Transparency, l’Italia risale (ma servono dati reali)
Sessantesima nel mondo, terz'ultima in Europa, l'Italia prova (con molte difficoltà) a risalire la classifica dei Paesi messi in fila in base al tasso di corruzione. Perlomeno di quella «percepita» da uomini d’affari e esperti internazionali. Niente a che vedere con un dato reale e misurabile della diffusione del metodo «mazzette e favori» o del prezzo pagato a causa delle prassi corruttive che, secondo una bufala spacciata per vera fino a pochi mesi fa, sarebbe stato stimato in 60 miliardi all'anno dalla Corte dei Conti. Lo ha precisato anche il presidente di Transparency Italia Virginio Carnevali, presentando la performance del nostro Paese tra i 176 Stati censiti nel consueto dossier annuale. Rispetto all’anno scorso l’Italia ha guadagnato un gradino nella graduatoria mondiale, salendo dal 61° al 60° posto. L’anno scorso ne aveva risaliti otto. Dal 2012, anno di battesimo della legge anticorruzione (legge Severino) le posizioni conquistate in classifica diventano 12. In testa alla graduatoria , con 90 punti, figurano ancora una volta Danimarca e Nuova Zelanda, seguite a stretto giro da Finlandia (89), Svezia (88) e Svizzera (86). All'estremo opposto stazionano Siria (13 punti), Nord Corea (12) Sudan (11) e Somalia (10).

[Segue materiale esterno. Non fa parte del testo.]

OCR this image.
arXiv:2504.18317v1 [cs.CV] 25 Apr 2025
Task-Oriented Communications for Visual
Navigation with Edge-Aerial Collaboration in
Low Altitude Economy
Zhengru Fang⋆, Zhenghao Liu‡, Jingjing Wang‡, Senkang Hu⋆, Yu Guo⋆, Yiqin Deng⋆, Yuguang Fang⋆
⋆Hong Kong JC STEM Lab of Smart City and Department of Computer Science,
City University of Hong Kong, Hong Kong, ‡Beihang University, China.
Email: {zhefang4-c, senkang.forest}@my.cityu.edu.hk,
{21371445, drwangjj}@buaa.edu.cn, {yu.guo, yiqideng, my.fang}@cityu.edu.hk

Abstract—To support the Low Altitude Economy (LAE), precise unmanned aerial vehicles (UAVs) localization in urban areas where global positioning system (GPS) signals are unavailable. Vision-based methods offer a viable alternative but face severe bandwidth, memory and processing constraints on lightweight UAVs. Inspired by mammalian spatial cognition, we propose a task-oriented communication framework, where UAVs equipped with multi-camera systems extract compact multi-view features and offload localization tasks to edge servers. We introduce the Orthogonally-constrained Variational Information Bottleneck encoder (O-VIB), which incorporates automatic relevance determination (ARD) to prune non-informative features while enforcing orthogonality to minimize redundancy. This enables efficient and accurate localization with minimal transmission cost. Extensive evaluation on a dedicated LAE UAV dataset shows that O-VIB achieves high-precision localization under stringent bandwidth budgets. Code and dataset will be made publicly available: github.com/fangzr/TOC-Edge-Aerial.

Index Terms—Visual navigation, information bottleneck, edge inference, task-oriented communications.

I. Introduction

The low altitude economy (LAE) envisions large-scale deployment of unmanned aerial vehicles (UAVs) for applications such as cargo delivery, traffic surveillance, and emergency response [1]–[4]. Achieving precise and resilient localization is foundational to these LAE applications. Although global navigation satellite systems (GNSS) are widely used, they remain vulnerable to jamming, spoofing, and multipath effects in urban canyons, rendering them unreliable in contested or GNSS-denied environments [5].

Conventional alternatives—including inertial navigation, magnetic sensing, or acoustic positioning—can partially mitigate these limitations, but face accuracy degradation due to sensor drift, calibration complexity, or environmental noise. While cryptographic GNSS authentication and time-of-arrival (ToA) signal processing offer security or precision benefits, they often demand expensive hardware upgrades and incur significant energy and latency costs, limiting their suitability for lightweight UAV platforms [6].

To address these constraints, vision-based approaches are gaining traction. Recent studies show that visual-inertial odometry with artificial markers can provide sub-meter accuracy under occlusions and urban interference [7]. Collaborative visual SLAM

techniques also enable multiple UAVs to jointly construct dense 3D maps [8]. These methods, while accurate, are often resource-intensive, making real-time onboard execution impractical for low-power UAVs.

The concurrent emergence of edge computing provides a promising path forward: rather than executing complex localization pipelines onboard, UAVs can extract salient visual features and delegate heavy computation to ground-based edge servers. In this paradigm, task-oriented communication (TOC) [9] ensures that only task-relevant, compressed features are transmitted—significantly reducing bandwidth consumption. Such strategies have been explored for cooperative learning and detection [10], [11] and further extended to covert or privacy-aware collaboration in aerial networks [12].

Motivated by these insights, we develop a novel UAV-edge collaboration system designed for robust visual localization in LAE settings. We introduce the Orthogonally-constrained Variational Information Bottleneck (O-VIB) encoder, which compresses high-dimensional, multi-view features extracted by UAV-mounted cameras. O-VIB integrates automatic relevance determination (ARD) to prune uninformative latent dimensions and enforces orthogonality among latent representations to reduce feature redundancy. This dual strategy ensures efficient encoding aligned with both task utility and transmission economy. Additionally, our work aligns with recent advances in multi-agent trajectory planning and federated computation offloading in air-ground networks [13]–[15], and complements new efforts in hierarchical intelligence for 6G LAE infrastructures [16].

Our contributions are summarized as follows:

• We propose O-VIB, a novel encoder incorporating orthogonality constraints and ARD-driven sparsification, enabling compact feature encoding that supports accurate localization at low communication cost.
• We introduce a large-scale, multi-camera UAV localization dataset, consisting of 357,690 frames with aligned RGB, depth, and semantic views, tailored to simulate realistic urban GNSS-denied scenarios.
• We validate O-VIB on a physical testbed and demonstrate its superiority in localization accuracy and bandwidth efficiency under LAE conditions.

Quello che colpisce è che tra i paesi europei sotto l'Italia figurano soltanto Grecia e Bulgaria. Mentre occupano posizioni migliori Ungheria e Romania (57° posto). Nel mondo siamo superati anche da paesi come Namibia (53° posto), Ruanda (50°) e Botswana (35°). E abbiamo solo 7 punti in più della Cina (che si trova al 79° posto). « È chiaro che ci sono Paesi che dovrebbero seguirci, non superarci in classifica», dice Carnevali. «Questo accade - ha spiegato - perché da altre parti la corruzione è più tollerata. Da noi è molto più indagata e questo ha effetti sulla percezione del panel», in cui figurano organizzazioni con come il World economic forum. A chiarire il punto, ci ha pensato il numero 1 dell’Anticorruzione Raffaele Cantone. Che non ha nascosto di essere «tra quelli che hanno espresso scetticismo nei confronti di queste graduatorie». «È chiaro - ha detto l’ex magistrato - . che la “percezione” dipende molto da quanto si discute di corruzione nel paese». Per questo, ha aggiunto, «il fatto che ci sia una piccola inversione di tendenza è un risultato doppiamente positivo». Cantone è anche tornato sulla missione quasi impossibile di individuare un metodo per stimare il fenomeno con dati reali. L’Anac lavora a un indicatore in grado di valutare l'anomalia di comportamenti delle Pa. Più che una misurazione «sarà un "alert" delle aree più a rischio». Comunque un passo in avanti rispetto alla percezione, che non può essere certo l’unica base per misurare gli effetti degli strumenti di prevenzione. L'ultima notazione riguarda proprio il ruolo dell’Anac. E il rischio che venga percepita come un ulteriore fardello burocratico. «Il bersaglio deve essere la corruzione non l'Anticorruzione», ha detto Cantone. «Il nostro sforzo - ha spiegato - è trovare un difficile equilibrio tra un tasso di controlli che non blocchi l’economia e una "deregulation" che porta a risultati peggiori dell'iper-regolazione». Ricordando che « i Paesi a più alto tasso di corruzione sono anche quelli che esibiscono i più bassi tassi di crescita».